The Challenge: Cardiomyopathy
In 1995, Ben Collins, a sophomore at the University of Pittsburgh, noticed that he was having increasing difficulty going up a flight or two of stairs at the Cathedral of Learning. His breathing was labored, and the task — typically simple for a 19-year-old — was becoming more and more of a chore.
“I knew something wasn’t right,” he says.
A few weeks later, Ben went to student health and had an x-ray. By the time he arrived back at his dorm room, he had a voice mail message from student health. He returned the call and was advised to go to the Emergency Department immediately.
Ben was diagnosed with cardiomyopathy, a disease that weakens and enlarges the heart muscle.
“I wasn’t thinking anything like this,” he says. “I just thought I had a cold or something.”
There was a history of cardiac disease in Ben’s family. His grandfather and great uncle had passed away in their early 30s from coronary complications, and his older brother had received a heart transplant just a year before.
The Path to the UPMC Heart Transplant Program
After a thorough evaluation, doctors discovered Ben had ventricular tachycardia, a condition that resulted in his heart racing at dangerously high rates. To treat the condition, he underwent surgery to receive an automatic implantable cardioverter defibrillator (AICD), a device that delivers shocks to the heart in order to treat irregular heartbeats.
“It actually shocked me the first day it was implanted. Over the next two years, it shocked me a total of eight times,” Ben says.
Just over two years after that initial surgery, during September of his final semester at Pitt, Ben began experiencing tunnel vision, which is described as the loss of peripheral vision. Given his and his family’s history of heart problems, and keenly aware that something was definitely not right, Ben made an appointment with his cardiologist. During that appointment he was told he wasn’t going home until he had a heart transplant.
He was just 22 at the time. The news was devastating. Up until that point, he had been focused on graduation. The last thing on his mind was another hospitalization, let alone something as serious as a heart transplant.
“I knew my brother made it through, so I found confidence from his strength to move ahead,” he says.

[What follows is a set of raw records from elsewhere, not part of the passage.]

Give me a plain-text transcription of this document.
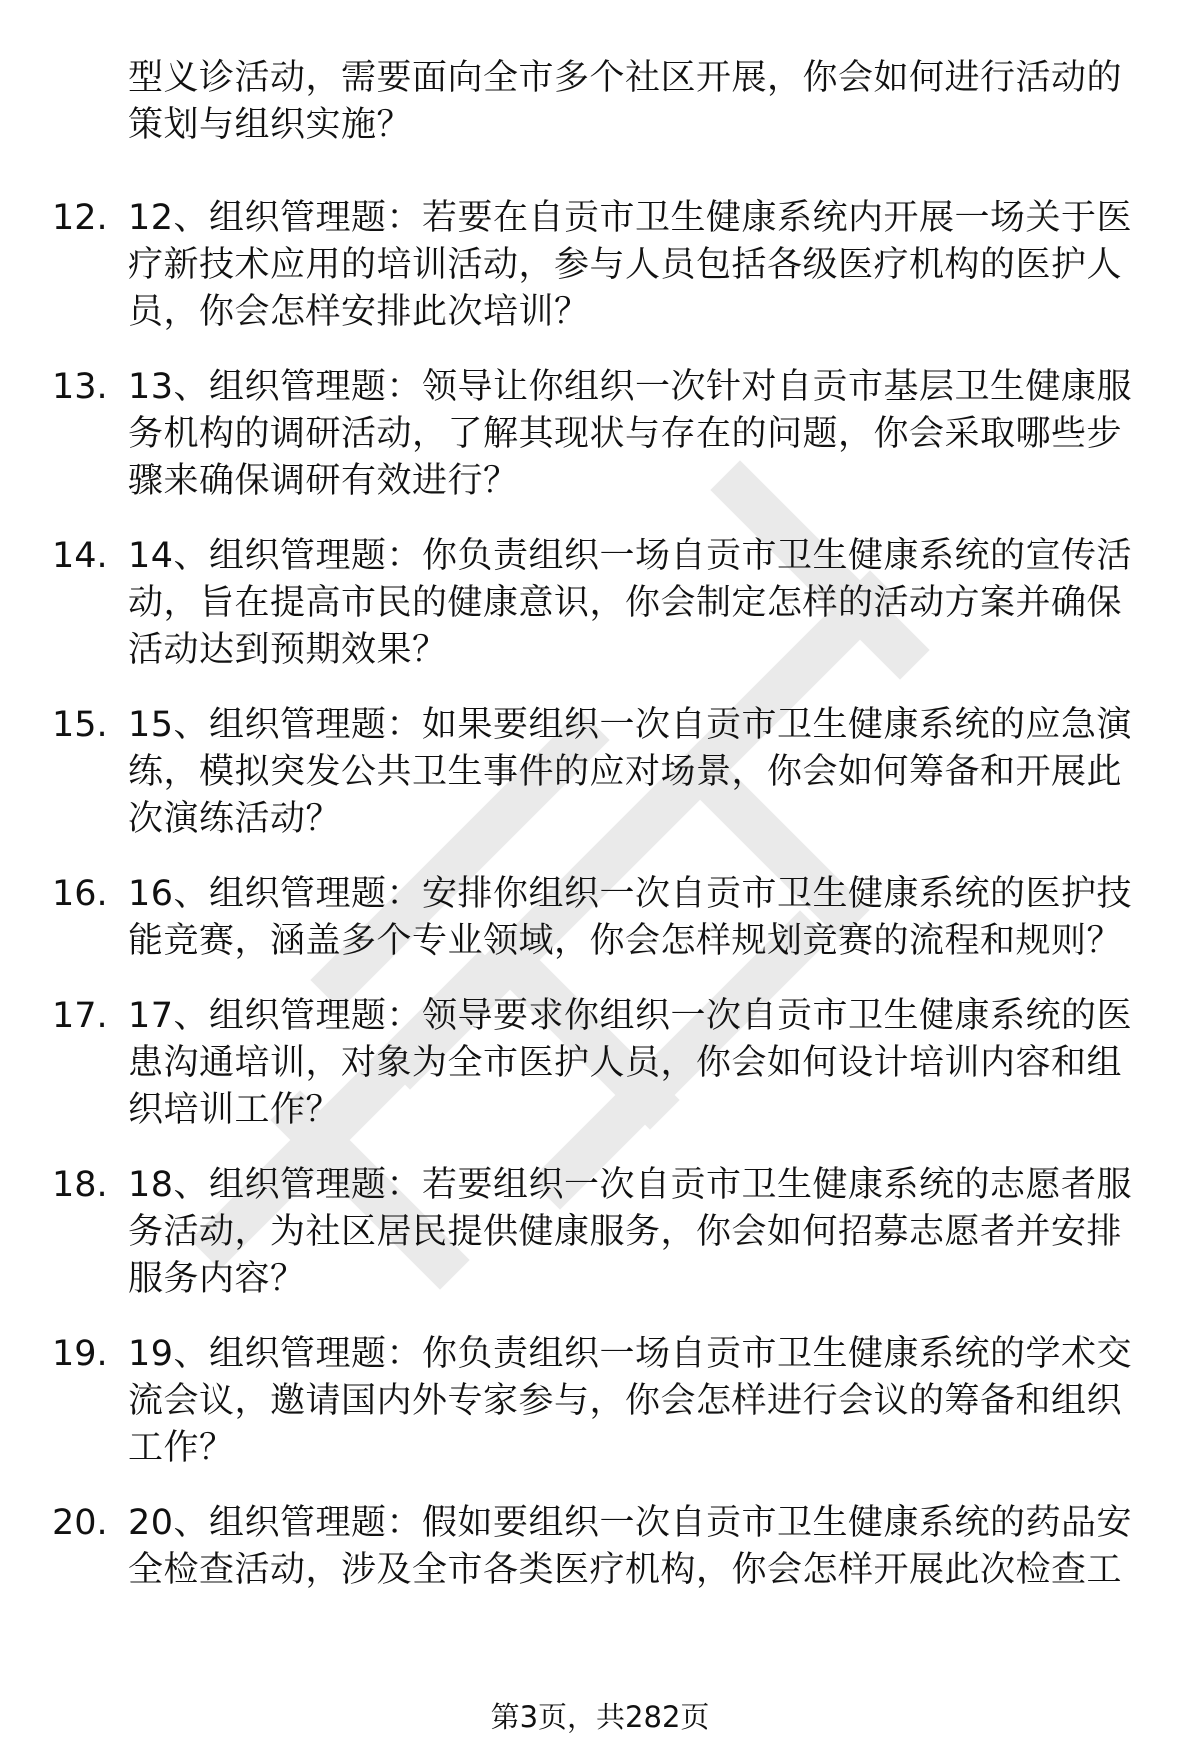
型义诊活动，需要面向全市多个社区开展，你会如何进行活动的策划与组织实施？
12. 12、组织管理题：若要在自贡市卫生健康系统内开展一场关于医疗新技术应用的培训活动，参与人员包括各级医疗机构的医护人员，你会怎样安排此次培训？
13. 13、组织管理题：领导让你组织一次针对自贡市基层卫生健康服务机构的调研活动，了解其现状与存在的问题，你会采取哪些步骤来确保调研有效进行？
14. 14、组织管理题：你负责组织一场自贡市卫生健康系统的宣传活动，旨在提高市民的健康意识，你会制定怎样的活动方案并确保活动达到预期效果？
15. 15、组织管理题：如果要组织一次自贡市卫生健康系统的应急演练，模拟突发公共卫生事件的应对场景，你会如何筹备和开展此次演练活动？
16. 16、组织管理题：安排你组织一次自贡市卫生健康系统的医护技能竞赛，涵盖多个专业领域，你会怎样规划竞赛的流程和规则？
17. 17、组织管理题：领导要求你组织一次自贡市卫生健康系统的医患沟通培训，对象为全市医护人员，你会如何设计培训内容和组织培训工作？
18. 18、组织管理题：若要组织一次自贡市卫生健康系统的志愿者服务活动，为社区居民提供健康服务，你会如何招募志愿者并安排服务内容？
19. 19、组织管理题：你负责组织一场自贡市卫生健康系统的学术交流会议，邀请国内外专家参与，你会怎样进行会议的筹备和组织工作？
20. 20、组织管理题：假如要组织一次自贡市卫生健康系统的药品安全检查活动，涉及全市各类医疗机构，你会怎样开展此次检查工
第3页，共282页
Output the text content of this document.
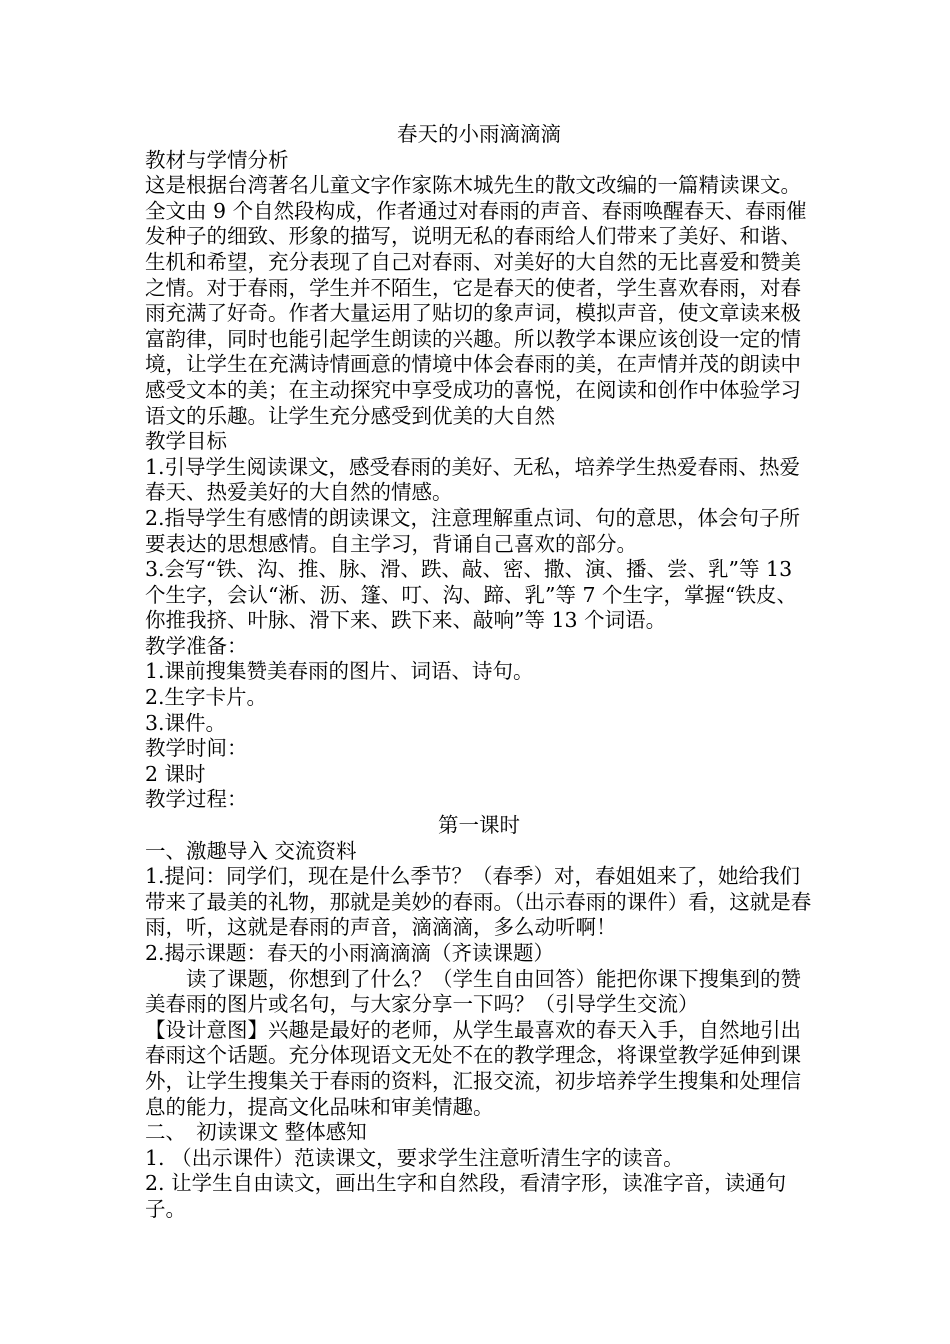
春天的小雨滴滴滴

教材与学情分析

这是根据台湾著名儿童文字作家陈木城先生的散文改编的一篇精读课文。全文由 9 个自然段构成，作者通过对春雨的声音、春雨唤醒春天、春雨催发种子的细致、形象的描写，说明无私的春雨给人们带来了美好、和谐、生机和希望，充分表现了自己对春雨、对美好的大自然的无比喜爱和赞美之情。对于春雨，学生并不陌生，它是春天的使者，学生喜欢春雨，对春雨充满了好奇。作者大量运用了贴切的象声词，模拟声音，使文章读来极富韵律，同时也能引起学生朗读的兴趣。所以教学本课应该创设一定的情境，让学生在充满诗情画意的情境中体会春雨的美，在声情并茂的朗读中感受文本的美；在主动探究中享受成功的喜悦，在阅读和创作中体验学习语文的乐趣。让学生充分感受到优美的大自然

教学目标

1.引导学生阅读课文，感受春雨的美好、无私，培养学生热爱春雨、热爱春天、热爱美好的大自然的情感。

2.指导学生有感情的朗读课文，注意理解重点词、句的意思，体会句子所要表达的思想感情。自主学习，背诵自己喜欢的部分。

3.会写“铁、沟、推、脉、滑、跌、敲、密、撒、演、播、尝、乳”等 13 个生字，会认“淅、沥、篷、叮、沟、蹄、乳”等 7 个生字，掌握“铁皮、你推我挤、叶脉、滑下来、跌下来、敲响”等 13 个词语。

教学准备：

1.课前搜集赞美春雨的图片、词语、诗句。

2.生字卡片。

3.课件。

教学时间：

2 课时

教学过程：

第一课时

一、激趣导入 交流资料

1.提问：同学们，现在是什么季节？（春季）对，春姐姐来了，她给我们带来了最美的礼物，那就是美妙的春雨。（出示春雨的课件）看，这就是春雨，听，这就是春雨的声音，滴滴滴，多么动听啊！

2.揭示课题：春天的小雨滴滴滴（齐读课题）

读了课题，你想到了什么？（学生自由回答）能把你课下搜集到的赞美春雨的图片或名句，与大家分享一下吗？（引导学生交流）

【设计意图】兴趣是最好的老师，从学生最喜欢的春天入手，自然地引出春雨这个话题。充分体现语文无处不在的教学理念，将课堂教学延伸到课外，让学生搜集关于春雨的资料，汇报交流，初步培养学生搜集和处理信息的能力，提高文化品味和审美情趣。

二、　初读课文 整体感知

1. （出示课件）范读课文，要求学生注意听清生字的读音。

2. 让学生自由读文，画出生字和自然段，看清字形，读准字音，读通句子。
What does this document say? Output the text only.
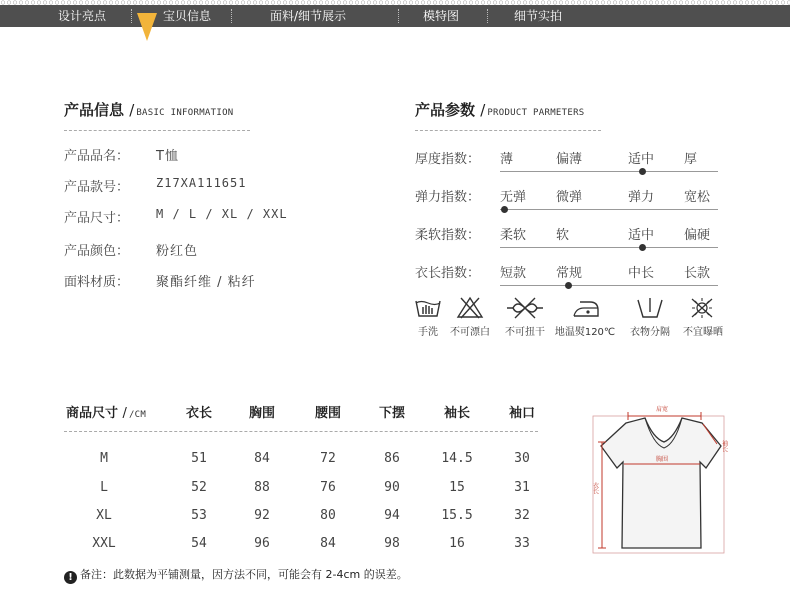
设计亮点	宝贝信息	面料/细节展示	模特图	细节实拍
产品信息 / BASIC INFORMATION
产品品名： T恤
产品款号： Z17XA111651
产品尺寸： M / L / XL / XXL
产品颜色： 粉红色
面料材质： 聚酯纤维 / 粘纤
产品参数 / PRODUCT PARMETERS
厚度指数： 薄	偏薄	适中 厚
弹力指数： 无弹 微弹	弹力 宽松
柔软指数： 柔软 软	适中 偏硬
衣长指数： 短款 常规	中长 长款
手洗 不可漂白 不可扭干 地温熨120℃ 衣物分隔 不宜曝晒
商品尺寸 / /CM	衣长	胸围	腰围	下摆	袖长	袖口
M	51	84	72	86	14.5	30
L	52	88	76	90	15	31
XL	53	92	80	94	15.5	32
XXL	54	96	84	98	16	33
肩宽
胸围
袖长
衣长
! 备注：此数据为平铺测量，因方法不同，可能会有 2-4cm 的误差。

The Solution: Ventricular Assist Device (VAD)
Ben was admitted to UPMC Presbyterian and remained there until his transplant in November. He was put on a ventricular assist device (VAD) to help support his heart function and blood oxygenation.
“It saved my life,” Ben says.
Because Ben’s family lives in eastern Pennsylvania, they were not always able to be at the hospital with him.
“The nurses were great and helped me out with anything that I needed. Without having my family here, the nurses were my inspiration to get through it all.”
Having watched his brother go through the transplant experience, Ben knew what to expect, which relieved some of the stress and anxiety. He was philosophical about his situation, thinking that, “if something happened, it was meant to happen.” He says he felt that there was not much he could do at that point to change anything.
The Results: Running Marathons and Races
Since his transplant, Ben has returned to good health. He has taken up running and has participated in many races, including the Richard S. Caliguiri City of Pittsburgh Great Race and a quarter of the Baltimore Marathon. He says he may not be the fastest runner, but he completes the race.
“I was very happy that I went through the experience,” he says. “I would do it again if it meant saving my life. It’s made me who I am today.”
Ben's treatment and results may not be representative of similar cases.